I have a system where a cron job is used to drive a manage.py command every minute.

The trouble is, the job can sometimes take longer than a minute, and it's not safe for two instances of the command to run at once.

Is there a good way to make the command detect if another instance of itself is already running and exit early? Is there a better way to achieve the same end?

ctford
  • 7,189
  • 4
  • 34
  • 51
  • 1
    See [Python - Single instance of program](http://stackoverflow.com/questions/380870/python-single-instance-of-program) – Lukas Graf Nov 12 '13 at 07:30

4 Answers4

1

You could also use e.g. django-cronjobs (disclaimer: not used it myself) to register a job. From the docs:

# myapp/cron.py
import cronjobs

@cronjobs.register
def periodic_task():
    pass

And then use:

$ ./manage.py cron periodic_task

What's more: django-cronjob even, by default, makes sure only one copy of a job runs at the same time.

Mark van Lent
  • 12,641
  • 4
  • 30
  • 52
0

What you could do is have the command create a file at the start of the command, before performing it's task (containing the pid of the job) and then clean up that file at the end of the command.

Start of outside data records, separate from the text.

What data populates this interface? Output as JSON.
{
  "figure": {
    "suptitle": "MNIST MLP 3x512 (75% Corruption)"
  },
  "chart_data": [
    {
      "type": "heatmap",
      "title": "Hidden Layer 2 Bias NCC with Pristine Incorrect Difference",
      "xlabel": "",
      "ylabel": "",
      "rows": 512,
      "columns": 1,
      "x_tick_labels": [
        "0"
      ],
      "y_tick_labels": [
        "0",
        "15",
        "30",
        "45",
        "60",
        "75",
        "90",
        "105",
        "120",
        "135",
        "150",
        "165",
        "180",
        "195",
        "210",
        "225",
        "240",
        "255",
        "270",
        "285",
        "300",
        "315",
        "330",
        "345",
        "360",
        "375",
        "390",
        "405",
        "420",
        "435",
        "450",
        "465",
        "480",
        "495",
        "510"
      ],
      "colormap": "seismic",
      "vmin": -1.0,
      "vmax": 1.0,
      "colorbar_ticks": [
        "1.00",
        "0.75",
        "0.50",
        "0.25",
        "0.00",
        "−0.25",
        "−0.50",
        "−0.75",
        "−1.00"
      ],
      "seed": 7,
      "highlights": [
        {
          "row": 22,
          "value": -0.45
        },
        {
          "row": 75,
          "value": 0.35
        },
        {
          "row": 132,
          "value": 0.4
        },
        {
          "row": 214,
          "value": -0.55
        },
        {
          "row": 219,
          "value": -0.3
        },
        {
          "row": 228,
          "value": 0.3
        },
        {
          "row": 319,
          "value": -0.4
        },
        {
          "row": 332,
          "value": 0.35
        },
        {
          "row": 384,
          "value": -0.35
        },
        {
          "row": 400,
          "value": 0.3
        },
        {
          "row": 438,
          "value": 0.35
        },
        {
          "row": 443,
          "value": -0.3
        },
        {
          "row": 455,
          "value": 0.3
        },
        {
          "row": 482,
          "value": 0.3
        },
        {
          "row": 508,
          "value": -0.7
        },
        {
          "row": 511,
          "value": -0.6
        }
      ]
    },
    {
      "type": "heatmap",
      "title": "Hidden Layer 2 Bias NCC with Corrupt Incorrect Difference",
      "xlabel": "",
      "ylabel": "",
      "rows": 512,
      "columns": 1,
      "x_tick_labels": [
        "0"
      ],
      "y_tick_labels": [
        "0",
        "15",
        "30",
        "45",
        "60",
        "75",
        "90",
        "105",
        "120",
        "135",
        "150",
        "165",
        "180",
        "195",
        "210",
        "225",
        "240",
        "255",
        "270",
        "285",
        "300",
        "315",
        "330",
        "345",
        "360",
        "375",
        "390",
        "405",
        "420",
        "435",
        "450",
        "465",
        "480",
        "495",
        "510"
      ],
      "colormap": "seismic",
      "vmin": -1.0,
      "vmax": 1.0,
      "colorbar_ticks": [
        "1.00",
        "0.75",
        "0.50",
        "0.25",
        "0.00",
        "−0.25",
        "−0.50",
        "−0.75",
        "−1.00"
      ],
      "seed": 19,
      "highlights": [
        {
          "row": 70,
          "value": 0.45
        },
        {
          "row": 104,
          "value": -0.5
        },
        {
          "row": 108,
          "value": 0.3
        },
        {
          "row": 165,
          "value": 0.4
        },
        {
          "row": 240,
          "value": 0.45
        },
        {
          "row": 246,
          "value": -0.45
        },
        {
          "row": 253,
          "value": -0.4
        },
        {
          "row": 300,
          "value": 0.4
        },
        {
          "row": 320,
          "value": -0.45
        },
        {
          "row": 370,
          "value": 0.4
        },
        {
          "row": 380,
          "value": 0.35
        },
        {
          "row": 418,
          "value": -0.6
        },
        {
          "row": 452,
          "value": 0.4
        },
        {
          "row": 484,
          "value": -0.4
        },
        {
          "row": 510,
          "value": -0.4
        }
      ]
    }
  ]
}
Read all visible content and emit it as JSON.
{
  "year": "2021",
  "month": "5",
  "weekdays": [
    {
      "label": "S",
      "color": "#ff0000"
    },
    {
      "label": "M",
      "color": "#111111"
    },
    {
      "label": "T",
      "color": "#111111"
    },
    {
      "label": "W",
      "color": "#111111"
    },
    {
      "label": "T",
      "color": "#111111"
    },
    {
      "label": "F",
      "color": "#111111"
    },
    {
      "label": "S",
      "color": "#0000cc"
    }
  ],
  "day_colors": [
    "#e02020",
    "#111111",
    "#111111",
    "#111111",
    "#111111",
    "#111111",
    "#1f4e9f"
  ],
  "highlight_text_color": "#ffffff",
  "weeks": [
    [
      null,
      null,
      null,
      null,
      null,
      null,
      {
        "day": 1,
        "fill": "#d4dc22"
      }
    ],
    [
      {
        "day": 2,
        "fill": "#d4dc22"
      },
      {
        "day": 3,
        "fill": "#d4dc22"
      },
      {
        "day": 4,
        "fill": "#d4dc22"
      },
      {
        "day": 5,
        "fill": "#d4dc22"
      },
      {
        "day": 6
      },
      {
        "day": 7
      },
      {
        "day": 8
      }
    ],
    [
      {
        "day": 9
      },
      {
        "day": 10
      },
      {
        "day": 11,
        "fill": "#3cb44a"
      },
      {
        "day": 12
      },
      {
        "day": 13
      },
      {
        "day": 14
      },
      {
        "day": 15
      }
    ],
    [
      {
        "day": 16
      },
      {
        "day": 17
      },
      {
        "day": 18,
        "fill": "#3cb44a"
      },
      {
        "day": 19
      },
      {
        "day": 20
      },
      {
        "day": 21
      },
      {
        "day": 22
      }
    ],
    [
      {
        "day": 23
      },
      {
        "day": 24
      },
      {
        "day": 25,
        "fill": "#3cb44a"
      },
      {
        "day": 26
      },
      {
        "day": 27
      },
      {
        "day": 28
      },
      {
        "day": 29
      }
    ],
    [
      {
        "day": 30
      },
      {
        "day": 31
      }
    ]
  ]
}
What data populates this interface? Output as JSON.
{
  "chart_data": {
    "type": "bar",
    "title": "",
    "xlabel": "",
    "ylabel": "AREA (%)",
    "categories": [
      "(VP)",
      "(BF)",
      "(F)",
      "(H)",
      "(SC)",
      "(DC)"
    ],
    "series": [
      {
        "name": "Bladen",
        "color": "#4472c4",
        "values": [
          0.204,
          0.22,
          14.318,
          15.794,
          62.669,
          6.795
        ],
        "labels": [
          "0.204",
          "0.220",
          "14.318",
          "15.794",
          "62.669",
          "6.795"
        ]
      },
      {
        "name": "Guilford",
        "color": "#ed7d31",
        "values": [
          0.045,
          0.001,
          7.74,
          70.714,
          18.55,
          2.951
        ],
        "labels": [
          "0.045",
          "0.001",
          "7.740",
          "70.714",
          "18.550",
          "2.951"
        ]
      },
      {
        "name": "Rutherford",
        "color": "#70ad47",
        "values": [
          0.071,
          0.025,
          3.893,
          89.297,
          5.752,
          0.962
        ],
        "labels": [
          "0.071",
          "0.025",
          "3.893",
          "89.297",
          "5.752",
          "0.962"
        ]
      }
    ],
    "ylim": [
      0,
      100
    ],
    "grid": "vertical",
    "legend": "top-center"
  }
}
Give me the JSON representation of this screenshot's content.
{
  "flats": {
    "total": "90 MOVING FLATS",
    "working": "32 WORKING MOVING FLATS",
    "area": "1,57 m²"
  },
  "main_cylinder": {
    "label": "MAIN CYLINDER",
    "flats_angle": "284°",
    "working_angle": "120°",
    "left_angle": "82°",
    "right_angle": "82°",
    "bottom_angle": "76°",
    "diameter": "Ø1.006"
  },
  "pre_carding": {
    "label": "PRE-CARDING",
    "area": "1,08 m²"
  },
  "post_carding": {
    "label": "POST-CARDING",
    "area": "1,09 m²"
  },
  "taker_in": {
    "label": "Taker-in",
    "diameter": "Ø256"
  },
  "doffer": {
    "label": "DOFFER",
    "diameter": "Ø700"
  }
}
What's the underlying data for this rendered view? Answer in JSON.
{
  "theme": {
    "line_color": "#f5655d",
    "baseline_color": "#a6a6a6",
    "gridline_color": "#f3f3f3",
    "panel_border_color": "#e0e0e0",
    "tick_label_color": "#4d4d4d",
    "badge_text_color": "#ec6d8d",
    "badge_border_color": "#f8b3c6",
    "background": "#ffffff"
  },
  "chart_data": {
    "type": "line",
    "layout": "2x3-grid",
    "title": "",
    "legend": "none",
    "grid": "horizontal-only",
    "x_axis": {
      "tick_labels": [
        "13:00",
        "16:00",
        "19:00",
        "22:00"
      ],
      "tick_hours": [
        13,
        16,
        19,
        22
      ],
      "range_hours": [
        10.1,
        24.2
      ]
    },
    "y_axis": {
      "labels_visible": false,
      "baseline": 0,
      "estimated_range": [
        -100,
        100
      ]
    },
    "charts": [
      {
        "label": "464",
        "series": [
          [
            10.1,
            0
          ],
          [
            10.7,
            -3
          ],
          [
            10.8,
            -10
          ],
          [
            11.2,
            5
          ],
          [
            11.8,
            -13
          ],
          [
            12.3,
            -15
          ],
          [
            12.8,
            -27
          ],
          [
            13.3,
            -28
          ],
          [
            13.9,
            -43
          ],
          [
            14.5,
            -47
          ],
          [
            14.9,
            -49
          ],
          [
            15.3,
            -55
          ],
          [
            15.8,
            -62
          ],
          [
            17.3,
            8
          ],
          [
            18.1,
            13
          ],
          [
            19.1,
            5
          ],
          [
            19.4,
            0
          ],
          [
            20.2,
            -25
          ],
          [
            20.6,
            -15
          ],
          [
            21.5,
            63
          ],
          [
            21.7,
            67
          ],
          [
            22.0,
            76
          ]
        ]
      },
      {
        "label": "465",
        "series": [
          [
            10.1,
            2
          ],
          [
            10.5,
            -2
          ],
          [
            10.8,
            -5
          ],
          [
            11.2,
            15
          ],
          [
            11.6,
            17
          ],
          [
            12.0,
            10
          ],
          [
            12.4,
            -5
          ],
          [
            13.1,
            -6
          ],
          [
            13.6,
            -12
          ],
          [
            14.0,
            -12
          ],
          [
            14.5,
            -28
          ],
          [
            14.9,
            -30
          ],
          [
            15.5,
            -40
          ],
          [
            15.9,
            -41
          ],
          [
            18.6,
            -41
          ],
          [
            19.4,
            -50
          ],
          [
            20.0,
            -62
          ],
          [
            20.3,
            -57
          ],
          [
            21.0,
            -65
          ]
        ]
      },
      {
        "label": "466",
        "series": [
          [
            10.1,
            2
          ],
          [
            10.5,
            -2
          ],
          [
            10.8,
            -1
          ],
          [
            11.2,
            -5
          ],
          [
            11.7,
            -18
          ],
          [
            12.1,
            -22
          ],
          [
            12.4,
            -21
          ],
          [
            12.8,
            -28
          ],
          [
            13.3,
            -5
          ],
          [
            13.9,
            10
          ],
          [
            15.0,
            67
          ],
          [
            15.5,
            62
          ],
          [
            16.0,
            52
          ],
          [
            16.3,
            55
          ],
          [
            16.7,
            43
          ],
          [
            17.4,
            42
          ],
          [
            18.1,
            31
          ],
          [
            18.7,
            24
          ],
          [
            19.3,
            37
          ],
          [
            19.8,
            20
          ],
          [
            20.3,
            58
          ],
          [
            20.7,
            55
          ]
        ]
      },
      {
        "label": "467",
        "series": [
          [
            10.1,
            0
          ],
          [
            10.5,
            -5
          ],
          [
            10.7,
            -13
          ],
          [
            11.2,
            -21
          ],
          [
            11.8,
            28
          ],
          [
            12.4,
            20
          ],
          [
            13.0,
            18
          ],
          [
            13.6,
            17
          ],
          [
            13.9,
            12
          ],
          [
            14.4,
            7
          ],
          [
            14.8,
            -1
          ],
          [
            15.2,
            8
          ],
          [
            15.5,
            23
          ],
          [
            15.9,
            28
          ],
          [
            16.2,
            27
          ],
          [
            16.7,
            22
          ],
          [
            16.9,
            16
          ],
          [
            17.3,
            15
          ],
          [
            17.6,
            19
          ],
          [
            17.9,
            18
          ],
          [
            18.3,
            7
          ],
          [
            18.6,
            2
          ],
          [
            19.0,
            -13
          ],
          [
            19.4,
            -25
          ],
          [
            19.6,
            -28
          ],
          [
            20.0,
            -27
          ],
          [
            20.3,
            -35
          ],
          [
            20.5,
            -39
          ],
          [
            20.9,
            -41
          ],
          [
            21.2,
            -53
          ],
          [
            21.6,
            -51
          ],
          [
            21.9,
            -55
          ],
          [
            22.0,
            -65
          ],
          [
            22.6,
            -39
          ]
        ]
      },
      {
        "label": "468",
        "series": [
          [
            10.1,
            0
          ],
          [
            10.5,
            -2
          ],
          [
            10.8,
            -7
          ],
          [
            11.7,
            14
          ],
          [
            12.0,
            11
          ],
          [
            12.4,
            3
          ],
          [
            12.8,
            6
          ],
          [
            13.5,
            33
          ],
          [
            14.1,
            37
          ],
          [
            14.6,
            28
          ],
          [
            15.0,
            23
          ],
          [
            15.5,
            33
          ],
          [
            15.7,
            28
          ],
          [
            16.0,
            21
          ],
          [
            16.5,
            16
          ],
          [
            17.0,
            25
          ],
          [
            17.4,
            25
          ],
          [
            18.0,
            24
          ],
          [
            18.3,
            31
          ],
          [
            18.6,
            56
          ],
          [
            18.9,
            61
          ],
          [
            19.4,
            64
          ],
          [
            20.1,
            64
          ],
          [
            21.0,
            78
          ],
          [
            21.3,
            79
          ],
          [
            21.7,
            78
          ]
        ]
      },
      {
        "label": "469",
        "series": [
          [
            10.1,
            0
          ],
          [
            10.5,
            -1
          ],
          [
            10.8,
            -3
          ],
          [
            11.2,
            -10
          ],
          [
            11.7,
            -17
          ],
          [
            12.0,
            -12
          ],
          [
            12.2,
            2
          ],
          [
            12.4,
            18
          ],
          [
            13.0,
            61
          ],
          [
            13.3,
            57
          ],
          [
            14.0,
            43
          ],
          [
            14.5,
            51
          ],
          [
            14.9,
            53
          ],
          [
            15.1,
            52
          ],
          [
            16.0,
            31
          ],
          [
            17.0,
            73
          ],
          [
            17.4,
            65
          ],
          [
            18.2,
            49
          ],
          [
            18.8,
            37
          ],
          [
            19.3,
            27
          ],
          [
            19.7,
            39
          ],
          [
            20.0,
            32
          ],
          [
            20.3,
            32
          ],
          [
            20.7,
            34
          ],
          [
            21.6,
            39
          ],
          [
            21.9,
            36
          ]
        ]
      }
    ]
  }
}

When the command is run, it should first check if that pidfile exists. If so it should not perform it's job.

So:

  1. Check if pidfile exists? If so exit.
  2. Create the pidfile
  3. Perform the job
  4. Clean up the pidfile

It's not perfect (e.g. if the command does not finish properly, the pidfile is not removed and the command never runs again), but it might be good enough for your situation.

Also see the question: What are pid and lock files for?

Community
  • 1
  • 1
Mark van Lent
  • 12,641
  • 4
  • 30
  • 52
0

You can use a cronjob library that takes care of locking jobs to prevent multiple executions - Preventing multiple executions

As an alternative you can use celerybeat instead of cron to control your jobs. Celerybeat comes with more overhead but if you already use celery as part of your application, this shouldn't be too hard. This lists some advantages to celerybeat What are the advantages of celerybeat over cron?

You have to persist state somewhere to indicate that a job is already running. The pid technique is fine but an alternative is to use a Semaphore by implementing it either at the cache level (Memcache/Redis) or directly in the database. This is especially useful when there might not be a consistent file system available to manage pid files. Eg. You are running your app on Heroku.

Also ideally, try to make your cron jobs idempotent if you can i.e, even if the job runs multiple times in parallel, there are no side-effects to that.

Community
  • 1
  • 1
Pratik Mandrekar
  • 9,362
  • 4
  • 45
  • 65
0

I have been using lockfile for that matter, and it work quite well.

Basic usage:

from lockfile import FileLock, AlreadyLocked, LockTimeout
lock = FileLock(lock_name)
try:
    lock.acquire(LOCK_WAIT_TIMEOUT)
except AlreadyLocked:
    logging.debug("lock already in place. quitting.")
    return
except LockTimeout:
    logging.debug("waiting for the lock timed out. quitting.")
    return
logging.debug("acquired.")

# do stuff...

logging.debug("releasing lock...")
lock.release()
augustomen
  • 8,977
  • 3
  • 43
  • 63